Albert Jay Nock expôs vividamente a natureza predatória do Estado em seu brilhante artigo “A criminalidade do Estado”:
a criminalidade do Estado não é nenhuma novidade nem é de estranhar. Começou quando o primeiro grupo predatório de homens se aglomerou e formou o Estado, e continuará enquanto o Estado existir no mundo, porque o Estado é fundamentalmente uma instituição antissocial, fundamentalmente criminosa. A ideia de que o Estado se originou para servir a qualquer tipo de propósito social é completamente a-histórica. Ele originou-se na conquista e no confisco, ou seja, no crime… Nenhum Estado conhecido na história se originou de qualquer outra maneira, ou para qualquer outro propósito. Como todas as instituições predatórias ou parasitárias, seu primeiro instinto é o da autopreservação. Todos os seus empreendimentos são direcionados primeiro para preservar sua própria vida e, segundo, para aumentar seu próprio poder e ampliar o escopo de sua própria atividade. Para isso, ele cometerá, e regularmente comete, qualquer crime que as circunstâncias tornem convenientes.

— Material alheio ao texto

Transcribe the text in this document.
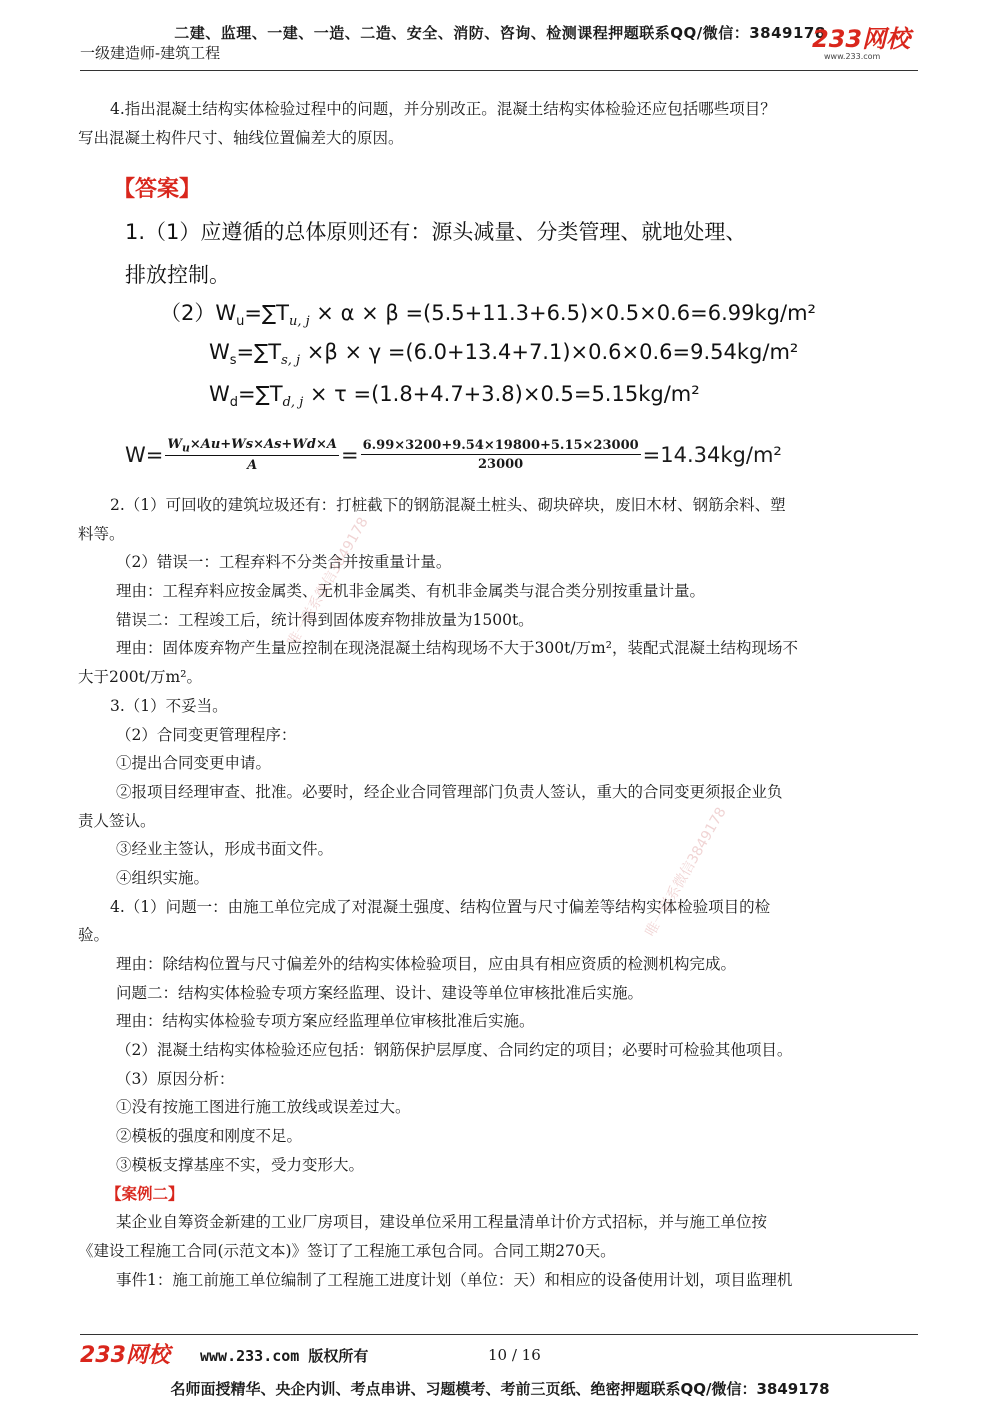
二建、监理、一建、一造、二造、安全、消防、咨询、检测课程押题联系QQ/微信：3849178
一级建造师-建筑工程	233网校
www.233.com
4.指出混凝土结构实体检验过程中的问题，并分别改正。混凝土结构实体检验还应包括哪些项目？
写出混凝土构件尺寸、轴线位置偏差大的原因。
【答案】
1.（1）应遵循的总体原则还有：源头减量、分类管理、就地处理、
排放控制。
$(2)W_u=\sum T_{u, j} \times \alpha \times \beta =(5.5+11.3+6.5)\times 0.5\times 0.6=6.99kg/m^2$
$W_s=\sum T_{s, j} \times\beta \times \gamma =(6.0+13.4+7.1)\times 0.6\times 0.6=9.54kg/m^2$
$W_d=\sum T_{d, j} \times \tau =(1.8+4.7+3.8)\times 0.5=5.15kg/m^2$
$W= \frac{W_u\times Au+Ws\times As+Wd\times A}{A} = \frac{6.99\times 3200+9.54\times 19800+5.15\times 23000}{23000} =14.34kg/m^2$
2.（1）可回收的建筑垃圾还有：打桩截下的钢筋混凝土桩头、砌块碎块，废旧木材、钢筋余料、塑
料等。
（2）错误一：工程弃料不分类合并按重量计量。
理由：工程弃料应按金属类、无机非金属类、有机非金属类与混合类分别按重量计量。
错误二：工程竣工后，统计得到固体废弃物排放量为1500t。
理由：固体废弃物产生量应控制在现浇混凝土结构现场不大于300t/万m²，装配式混凝土结构现场不
大于200t/万m²。
3.（1）不妥当。
（2）合同变更管理程序：
①提出合同变更申请。
②报项目经理审查、批准。必要时，经企业合同管理部门负责人签认，重大的合同变更须报企业负
责人签认。
③经业主签认，形成书面文件。
④组织实施。
4.（1）问题一：由施工单位完成了对混凝土强度、结构位置与尺寸偏差等结构实体检验项目的检
验。
理由：除结构位置与尺寸偏差外的结构实体检验项目，应由具有相应资质的检测机构完成。
问题二：结构实体检验专项方案经监理、设计、建设等单位审核批准后实施。
理由：结构实体检验专项方案应经监理单位审核批准后实施。
（2）混凝土结构实体检验还应包括：钢筋保护层厚度、合同约定的项目；必要时可检验其他项目。
（3）原因分析：
①没有按施工图进行施工放线或误差过大。
②模板的强度和刚度不足。
③模板支撑基座不实，受力变形大。
【案例二】
某企业自筹资金新建的工业厂房项目，建设单位采用工程量清单计价方式招标，并与施工单位按
《建设工程施工合同(示范文本)》签订了工程施工承包合同。合同工期270天。
事件1：施工前施工单位编制了工程施工进度计划（单位：天）和相应的设备使用计划，项目监理机
唯一联系微信3849178
唯一联系微信3849178
233网校 www.233.com 版权所有	10 / 16
名师面授精华、央企内训、考点串讲、习题模考、考前三页纸、绝密押题联系QQ/微信：3849178
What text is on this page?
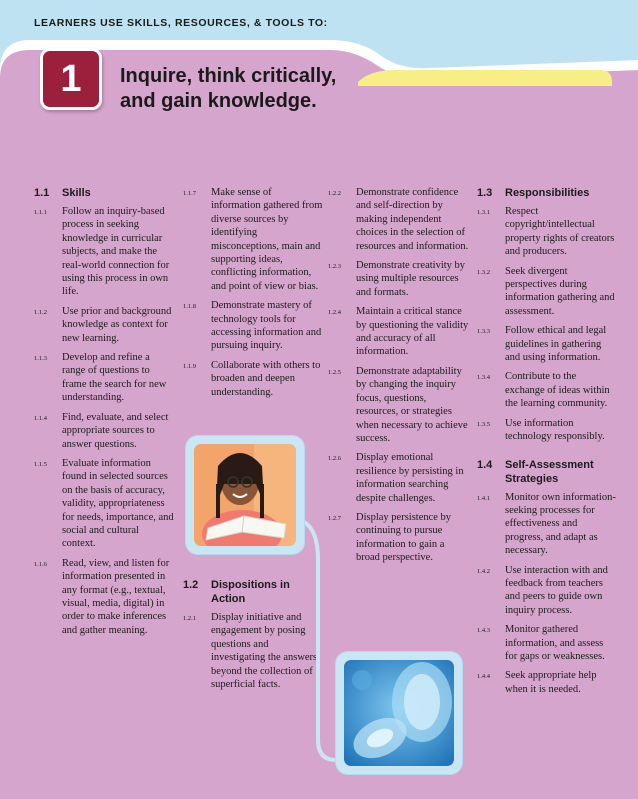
LEARNERS USE SKILLS, RESOURCES, & TOOLS TO:
1 Inquire, think critically,
and gain knowledge.
1.1	Skills
1.1.1	Follow an inquiry-based process in seeking knowledge in curricular subjects, and make the real-world connection for using this process in own life.
1.1.2	Use prior and background knowledge as context for new learning.
1.1.3	Develop and refine a range of questions to frame the search for new understanding.
1.1.4	Find, evaluate, and select appropriate sources to answer questions.
1.1.5	Evaluate information found in selected sources on the basis of accuracy, validity, appropriateness for needs, importance, and social and cultural context.
1.1.6	Read, view, and listen for information presented in any format (e.g., textual, visual, media, digital) in order to make inferences and gather meaning.
1.1.7	Make sense of information gathered from diverse sources by identifying misconceptions, main and supporting ideas, conflicting information, and point of view or bias.
1.1.8	Demonstrate mastery of technology tools for accessing information and pursuing inquiry.
1.1.9	Collaborate with others to broaden and deepen understanding.
1.2	Dispositions in Action
1.2.1	Display initiative and engagement by posing questions and investigating the answers beyond the collection of superficial facts.
1.2.2	Demonstrate confidence and self-direction by making independent choices in the selection of resources and information.
1.2.3	Demonstrate creativity by using multiple resources and formats.
1.2.4	Maintain a critical stance by questioning the validity and accuracy of all information.
1.2.5	Demonstrate adaptability by changing the inquiry focus, questions, resources, or strategies when necessary to achieve success.
1.2.6	Display emotional resilience by persisting in information searching despite challenges.
1.2.7	Display persistence by continuing to pursue information to gain a broad perspective.
1.3	Responsibilities
1.3.1	Respect copyright/intellectual property rights of creators and producers.
1.3.2	Seek divergent perspectives during information gathering and assessment.
1.3.3	Follow ethical and legal guidelines in gathering and using information.
1.3.4	Contribute to the exchange of ideas within the learning community.
1.3.5	Use information technology responsibly.
1.4	Self-Assessment Strategies
1.4.1	Monitor own information-seeking processes for effectiveness and progress, and adapt as necessary.
1.4.2	Use interaction with and feedback from teachers and peers to guide own inquiry process.
1.4.3	Monitor gathered information, and assess for gaps or weaknesses.
1.4.4	Seek appropriate help when it is needed.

Em seu livro clássico The Rise and Fall of Society (pp. xix-xxi), Frank Chodorov enfatizou como, antes do século XX, a maioria dos filósofos políticos e o público em geral reconheciam corretamente a total separação e “alteridade” do Estado em relação à sociedade:
Em tempos passados, a tendência era olhar o Estado como algo a ser considerado, mas como um completo estranho. A gente convivia com o Estado o melhor que podia, temia-o ou admirava-o, esperava ser seduzido por ele e desfrutar de seus privilégios, ou mantinha-o à distância como uma coisa intocável; dificilmente se pensava no Estado como parte integrante da sociedade. Era preciso sustentar o Estado — não havia como fugir dos impostos — e tolerar suas intervenções como intervenções, não como a trama da vida. E o próprio Estado se orgulhava de sua posição à parte e acima da sociedade. A disposição atual é liquidar qualquer distinção entre Estado e Sociedade, conceitual ou institucionalmente…. A ideia de que este aparato de poder é de fato o inimigo da Sociedade, que os interesses dessas instituições estão em oposição, é simplesmente impensável….[A]té a era moderna, era considerado um axioma que o Estado precisa ser constantemente vigiado, que tendências perniciosas estão embutidas nele.